Sibilando al movimento improvviso, Isabella si ritrovò schiacciata contro il suo petto duro, e sodo, coperto dalla giacca elegante e morbida del completo su misura. Appoggiò una mano contro la sua spalla, tentando di tirarsi indietro abbastanza da poter respirare aria pulita, che non fosse intrisa del suo profumo maschile forte, inconfondibile, muschiato e virile.

<<Cerca di non prestarmi i piedi, tesoro>> lo sentì mormorare a bassa voce, mentre si chinava verso di lei per poterle parlare sull'orecchio.

Ignorando il fremito che le diede il suo timbro rauco e graffiante, e il nominoglio famigliare con cui la chiamò, Isabella sollevò il viso per guardarlo, incontrando i suoi occhi scuri concentrati solo su di lei, come se il resto della stanza non esistesse.

<<Lasciami andare, o giuro che le tue scarpe saranno il tuo ultimo pensiero>> mormorò lei, rafforzando la resistenza contro il suo petto, che non si mosse nemmeno di pochi centimetri.

Jonathan, che le passò il braccio attorno alla vita, impendendole quindi di muoversi ulteriormente, sollevò l'altra mano e, con le dita lunghe e gentili, le scostò alcuni ciuffi dal volto, infilandoglieli dietro l'orecchio.

I suoi polpastrelli ruvidi le sfiorarono gli zigomi, in una carezza appena percepita, e scivolarono sulla mascella, tracciandola con le nocche fino a raggiungere la curva del collo.

Il suo sguardo si scurì maggiormente, e la sua fronte si aggrottò un un cipiglio profondo, e quasi arrabbiato.

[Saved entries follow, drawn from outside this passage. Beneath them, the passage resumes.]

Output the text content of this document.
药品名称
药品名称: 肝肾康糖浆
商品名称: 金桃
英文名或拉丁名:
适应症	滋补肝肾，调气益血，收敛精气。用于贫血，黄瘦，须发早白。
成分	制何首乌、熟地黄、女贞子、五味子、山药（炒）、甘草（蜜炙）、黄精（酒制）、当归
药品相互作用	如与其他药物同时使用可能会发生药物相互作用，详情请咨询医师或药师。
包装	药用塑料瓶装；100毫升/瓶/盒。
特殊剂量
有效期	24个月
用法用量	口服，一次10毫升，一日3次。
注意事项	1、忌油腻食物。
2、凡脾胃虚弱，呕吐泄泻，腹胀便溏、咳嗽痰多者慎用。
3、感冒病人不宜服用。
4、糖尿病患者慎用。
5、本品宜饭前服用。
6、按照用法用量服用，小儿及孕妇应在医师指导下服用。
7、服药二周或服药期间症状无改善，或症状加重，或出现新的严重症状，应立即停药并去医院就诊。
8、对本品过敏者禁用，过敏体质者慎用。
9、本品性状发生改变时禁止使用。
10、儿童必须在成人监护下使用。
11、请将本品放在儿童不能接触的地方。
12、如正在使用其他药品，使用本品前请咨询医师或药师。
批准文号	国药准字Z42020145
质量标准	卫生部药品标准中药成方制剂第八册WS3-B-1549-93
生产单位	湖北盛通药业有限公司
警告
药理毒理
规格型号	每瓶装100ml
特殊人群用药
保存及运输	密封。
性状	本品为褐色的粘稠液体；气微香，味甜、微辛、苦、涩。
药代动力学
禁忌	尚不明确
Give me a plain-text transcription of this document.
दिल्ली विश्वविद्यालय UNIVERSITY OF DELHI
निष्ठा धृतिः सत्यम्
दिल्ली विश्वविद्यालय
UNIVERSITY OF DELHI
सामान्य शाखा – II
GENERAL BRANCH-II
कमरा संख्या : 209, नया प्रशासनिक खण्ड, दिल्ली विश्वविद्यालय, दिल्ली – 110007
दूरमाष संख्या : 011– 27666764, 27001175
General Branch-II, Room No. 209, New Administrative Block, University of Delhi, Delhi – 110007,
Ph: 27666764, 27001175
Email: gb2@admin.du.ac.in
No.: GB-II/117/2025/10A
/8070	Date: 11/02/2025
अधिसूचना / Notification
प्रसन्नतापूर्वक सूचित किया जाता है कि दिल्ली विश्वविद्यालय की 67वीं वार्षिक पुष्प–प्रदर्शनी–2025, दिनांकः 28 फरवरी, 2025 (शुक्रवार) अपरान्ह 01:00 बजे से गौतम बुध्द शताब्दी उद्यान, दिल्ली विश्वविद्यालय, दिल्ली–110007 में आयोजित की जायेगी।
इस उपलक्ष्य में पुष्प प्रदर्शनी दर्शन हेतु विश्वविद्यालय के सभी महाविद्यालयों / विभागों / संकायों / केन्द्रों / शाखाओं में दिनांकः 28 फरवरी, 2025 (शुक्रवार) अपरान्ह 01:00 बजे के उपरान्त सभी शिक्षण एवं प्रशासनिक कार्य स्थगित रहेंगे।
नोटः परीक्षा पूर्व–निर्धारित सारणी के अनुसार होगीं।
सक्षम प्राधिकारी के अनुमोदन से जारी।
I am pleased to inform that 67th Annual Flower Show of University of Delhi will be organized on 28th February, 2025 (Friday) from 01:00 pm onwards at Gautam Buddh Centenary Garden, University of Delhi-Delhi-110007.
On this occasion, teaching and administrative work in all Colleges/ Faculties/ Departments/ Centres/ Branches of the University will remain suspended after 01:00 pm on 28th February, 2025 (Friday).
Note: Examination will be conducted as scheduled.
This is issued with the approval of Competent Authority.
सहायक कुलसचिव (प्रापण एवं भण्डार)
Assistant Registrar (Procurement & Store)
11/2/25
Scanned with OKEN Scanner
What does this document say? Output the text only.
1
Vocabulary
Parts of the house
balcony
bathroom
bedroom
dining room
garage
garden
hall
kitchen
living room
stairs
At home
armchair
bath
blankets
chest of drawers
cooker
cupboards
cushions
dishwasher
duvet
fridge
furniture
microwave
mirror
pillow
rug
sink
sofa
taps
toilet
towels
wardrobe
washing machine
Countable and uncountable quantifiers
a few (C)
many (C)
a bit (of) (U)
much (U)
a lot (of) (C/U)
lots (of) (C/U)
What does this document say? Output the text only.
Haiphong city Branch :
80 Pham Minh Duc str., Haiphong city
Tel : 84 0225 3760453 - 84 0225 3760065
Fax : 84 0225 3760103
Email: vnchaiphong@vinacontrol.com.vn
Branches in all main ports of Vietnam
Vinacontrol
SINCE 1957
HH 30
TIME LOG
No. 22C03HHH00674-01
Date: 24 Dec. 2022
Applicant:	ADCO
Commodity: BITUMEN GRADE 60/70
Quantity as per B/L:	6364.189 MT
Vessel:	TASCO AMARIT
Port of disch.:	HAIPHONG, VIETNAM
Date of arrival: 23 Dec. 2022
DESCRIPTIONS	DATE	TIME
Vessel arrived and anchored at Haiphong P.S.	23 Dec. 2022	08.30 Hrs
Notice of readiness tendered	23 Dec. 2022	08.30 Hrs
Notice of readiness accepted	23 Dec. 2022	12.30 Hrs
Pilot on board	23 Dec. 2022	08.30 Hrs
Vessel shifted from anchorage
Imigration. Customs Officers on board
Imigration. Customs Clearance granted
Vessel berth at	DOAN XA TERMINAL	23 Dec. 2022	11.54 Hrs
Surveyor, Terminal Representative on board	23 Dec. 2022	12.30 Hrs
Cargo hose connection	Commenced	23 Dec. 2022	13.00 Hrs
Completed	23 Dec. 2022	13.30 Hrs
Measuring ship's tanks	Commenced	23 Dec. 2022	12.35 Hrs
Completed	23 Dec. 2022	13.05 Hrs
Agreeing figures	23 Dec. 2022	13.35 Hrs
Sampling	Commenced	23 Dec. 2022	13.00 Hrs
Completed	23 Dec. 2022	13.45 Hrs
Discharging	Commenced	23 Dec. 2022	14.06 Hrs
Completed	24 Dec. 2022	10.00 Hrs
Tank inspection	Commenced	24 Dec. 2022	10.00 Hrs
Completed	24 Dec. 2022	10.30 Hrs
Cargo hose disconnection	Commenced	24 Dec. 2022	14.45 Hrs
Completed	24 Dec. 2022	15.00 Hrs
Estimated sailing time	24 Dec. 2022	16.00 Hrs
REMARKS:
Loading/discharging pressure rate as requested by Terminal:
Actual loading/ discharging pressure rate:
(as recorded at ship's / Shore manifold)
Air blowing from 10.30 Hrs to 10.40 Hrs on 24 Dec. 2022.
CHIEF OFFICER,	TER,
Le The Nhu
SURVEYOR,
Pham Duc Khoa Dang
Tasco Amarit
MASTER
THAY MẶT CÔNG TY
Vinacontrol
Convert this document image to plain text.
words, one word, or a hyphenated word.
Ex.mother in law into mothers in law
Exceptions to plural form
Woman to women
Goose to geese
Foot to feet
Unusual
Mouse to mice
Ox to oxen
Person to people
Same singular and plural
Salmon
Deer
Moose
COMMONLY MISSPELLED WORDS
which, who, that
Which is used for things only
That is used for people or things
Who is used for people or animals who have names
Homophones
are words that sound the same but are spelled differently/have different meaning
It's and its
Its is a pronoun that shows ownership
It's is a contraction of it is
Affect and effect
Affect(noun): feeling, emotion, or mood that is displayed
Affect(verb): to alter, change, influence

E quando quelle iridi color pece si posarono sulle labbra di Isabella, leggermente socchiuse, lei dovette prendere un respiro profondo per non avvicinarsi ancor di più a lui, e appoggiarsi al suo corpo solido.

Il suo orgoglio, le ricordò del silenzio che ottenne da lui negli ultimi giorni, e le fece voltare il viso di lato, impedendogli di toccarla ulteriormente e mettendo fine alle sue carezze delicate, per cui Isabella provova una grande ed instancabile fame.

Le avevano ricordato del tempo che passavano insieme solo una settimana prima, e di quanto, durante quelle giornate, le carezze e le attenzione di quell'uomo fossero frequenti.